Trump’s entire campaign strategy, like that of the other incumbent presidents before him, is built around making the election a choice between him and Biden, instead of a referendum on his presidency, and Trump has been more on-message at his rallies and with friendlier interviewers.

But under Guthrie’s tough, rapid-fire questions, Trump missed opportunities to pivot to Biden and largely gave the former vice president a pass.

  1. Two candidates, two vastly different tones

It was apt that two polar-opposite candidates offered polar-opposite tones as they faced questions from the moderators and voters. Biden spoke in calm and conciliatory tones, calling for listening to scientists on a national coronavirus policy and promising to work with Republicans to achieve bipartisan goals.

“What I will be doing, if I’m elected president — not a joke,” he said. “I’m going to pick up the phone and call them and say, let’s get together.”

He predicted that with Trump and his “vindictiveness” gone, “there’s going to be, I promise you, between four and eight Republican senators who are going to be willing to move on things where there’s bipartisan consensus.” It was a version of a line he used on the campaign trail, often to criticism from progressives who argued he was being naïve about the GOP.

Trump, meanwhile, was often hostile to Guthrie’s questioning.

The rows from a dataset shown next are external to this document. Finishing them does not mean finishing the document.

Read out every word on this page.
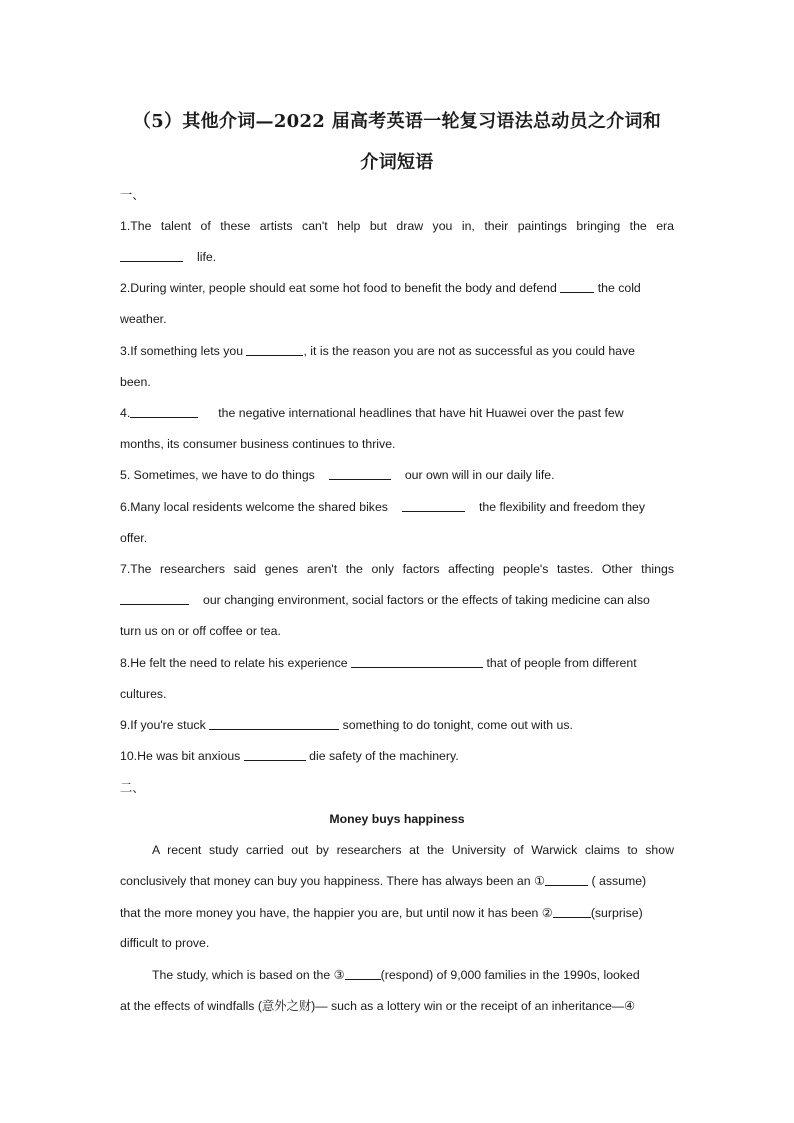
（5）其他介词—2022 届高考英语一轮复习语法总动员之介词和
介词短语
一、
1.The talent of these artists can't help but draw you in, their paintings bringing the era
life.
2.During winter, people should eat some hot food to benefit the body and defend	the cold
weather.
3.If something lets you	, it is the reason you are not as successful as you could have
been.
4.	the negative international headlines that have hit Huawei over the past few
months, its consumer business continues to thrive.
5. Sometimes, we have to do things	our own will in our daily life.
6.Many local residents welcome the shared bikes	the flexibility and freedom they
offer.
7.The researchers said genes aren't the only factors affecting people's tastes. Other things
our changing environment, social factors or the effects of taking medicine can also
turn us on or off coffee or tea.
8.He felt the need to relate his experience	that of people from different
cultures.
9.If you're stuck	something to do tonight, come out with us.
10.He was bit anxious	die safety of the machinery.
二、
Money buys happiness
A recent study carried out by researchers at the University of Warwick claims to show
conclusively that money can buy you happiness. There has always been an ①	( assume)
that the more money you have, the happier you are, but until now it has been ②	(surprise)
difficult to prove.
The study, which is based on the ③	(respond) of 9,000 families in the 1990s, looked
at the effects of windfalls (意外之财)— such as a lottery win or the receipt of an inheritance—④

He complained constantly about the media, the IRS, and others treating him unfairly.

He sowed doubt about the science around the Covid-19 pandemic, suggesting masks will not protect people despite what nearly all of his advisers say. And he said getting sick from the virus himself had not changed his views on masks, even as his ally Chris Christie, the former governor of New Jersey who helped Trump prepare for the first debate, said Thursday that he was wrong for not wearing a mask after being put into intensive care with the disease himself.